Is rapid technological evolution sidelining people's technical skills at work? Writing for the Harvard Business Review, business and management experts Moh Hosseinioun, Frank Neffke, Hyejin Youn, and Letian Zhang reveal that soft skills like communication and problem-solving may matter more in today's work environment than technical expertise.
For the study, the authors examined U.S. labor market data from 2005 to 2019, capturing over 70 million job transitions across more than 1,000 occupations.
The authors organized hundreds of skills into two broad categories:
When the authors tracked career outcomes over time, a clear pattern emerged. Workers who scored highly on foundational skills advanced further, earned more, learned new abilities quicker, and proved more resilient during periods of industry change than those who relied on narrow technical expertise.
"The presence and development of foundational skills didn't just make workers more competitive for entry-level jobs — they determined how far they could climb the career ladder," the authors write.
The authors likened it to the NBA draft: Teams don't always pick the top college scorers. Instead, they look for players with strong fundamentals — speed, agility, and ball control — that give them room to grow. The same logic applies in business.
Jane Street Capital, for example, hires people for raw quantitative ability rather than trading experience, betting that foundational math skills will help recruits learn quickly and succeed in the long term. By contrast, firms that prioritize only job-ready technical expertise may sacrifice adaptability and long-term performance.
The study's findings take on added weight in today's labor market, where the half-life of technical skills has shortened dramatically. In the 1980s, workers could expect their technical knowledge to remain relevant for about a decade. Today, that window has dropped to roughly four years, and some estimates suggest it could soon fall below two.
"The presence and development of foundational skills didn't just make workers more competitive for entry-level jobs — they determined how far they could climb the career ladder"
Entire skill sets have already risen and fallen in short order. Adobe Flash was once the gold standard for interactive web content but collapsed after browsers phased it out. Hadoop, once central to data engineering, is now among the fastest-declining technical skills, according to HackerRank’s 2025 Developer Skills Report. LinkedIn data shows blockchain job postings and developer activity dropping more than 40% in just a year as investment shifted to AI.
At the same time, social skills are growing increasingly valuable. David Deming's landmark study of U.S. jobs found that roles requiring a high level of social interaction grew by nearly 12 percentage points between 1980 and 2012, while math-heavy but low-interaction jobs declined. Wages followed the same pattern, with jobs blending cognitive ability and social skill commanding the highest premiums.

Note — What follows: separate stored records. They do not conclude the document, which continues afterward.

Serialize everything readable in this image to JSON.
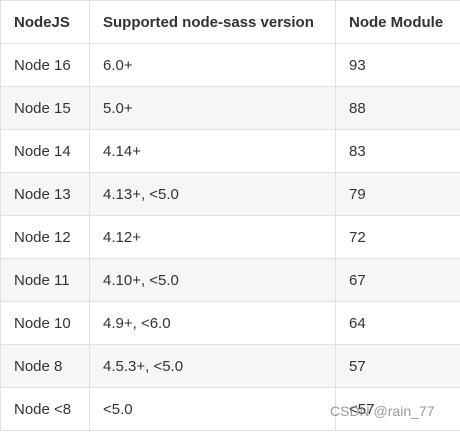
{
  "table": {
    "header": [
      "NodeJS",
      "Supported node-sass version",
      "Node Module"
    ],
    "rows": [
      [
        "Node 16",
        "6.0+",
        "93"
      ],
      [
        "Node 15",
        "5.0+",
        "88"
      ],
      [
        "Node 14",
        "4.14+",
        "83"
      ],
      [
        "Node 13",
        "4.13+, <5.0",
        "79"
      ],
      [
        "Node 12",
        "4.12+",
        "72"
      ],
      [
        "Node 11",
        "4.10+, <5.0",
        "67"
      ],
      [
        "Node 10",
        "4.9+, <6.0",
        "64"
      ],
      [
        "Node 8",
        "4.5.3+, <5.0",
        "57"
      ],
      [
        "Node <8",
        "<5.0",
        "<57"
      ]
    ]
  },
  "watermark": "CSDN @rain_77"
}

Employers are adapting in response. A large-scale analysis of 34 million U.S. managerial job postings shows that since 2007, companies have tripled their emphasis on collaboration, coaching, and influence, while language about traditional supervision has steadily declined.
Google's Project Oxygen study reached a similar conclusion after reviewing thousands of performance evaluations: the company's best managers excelled at coaching and communication. Amazon has committed more than $1 billion to its Upskilling 2025 initiative, funding programs that strengthen both technical and soft skills. Meanwhile, Spotify's "squad" model rewards engineers who can bridge design, product, and marketing within autonomous, cross-functional teams.
The authors suggest three clear steps organizational leaders can take to future-proof their workforce:
1. Hire for potential, not just proficiency
Companies should screen for foundational strengths such as adaptability, problem-solving, and communication — even in technical roles. "In the long-run, candidates with a base of foundational skills will prove more valuable than those who have hyper-specialized knowledge but lack soft skills," the authors write.
2. Invest early in development
Because foundational skills are difficult to build later, organizations should provide early-career training in communication, collaboration, and critical thinking, not just technical proficiency. As the authors note, "someone struggling with math, for instance, won't become fluent through a few online tutorials; the same holds for social skills like critical thinking and empathy, which develop over years through school, peer interaction, and mentorship."
3. Model and reward soft-skill behaviors
Managers can reinforce these skills daily by recognizing thoughtful communication, collaborative problem-solving, and cross-functional learning. Practices like peer feedback, mentoring, and team retrospectives should be structured to highlight and reward soft-skill development.
In an era when specialized expertise may expire in just a few years, foundational skills are what last. Workers who excel at adaptability, communication, and problem-solving can ride out disruption and thrive in new roles.
For leaders, prioritizing these skills is not just good hiring practice — it's the foundation of a workforce built to grow with change.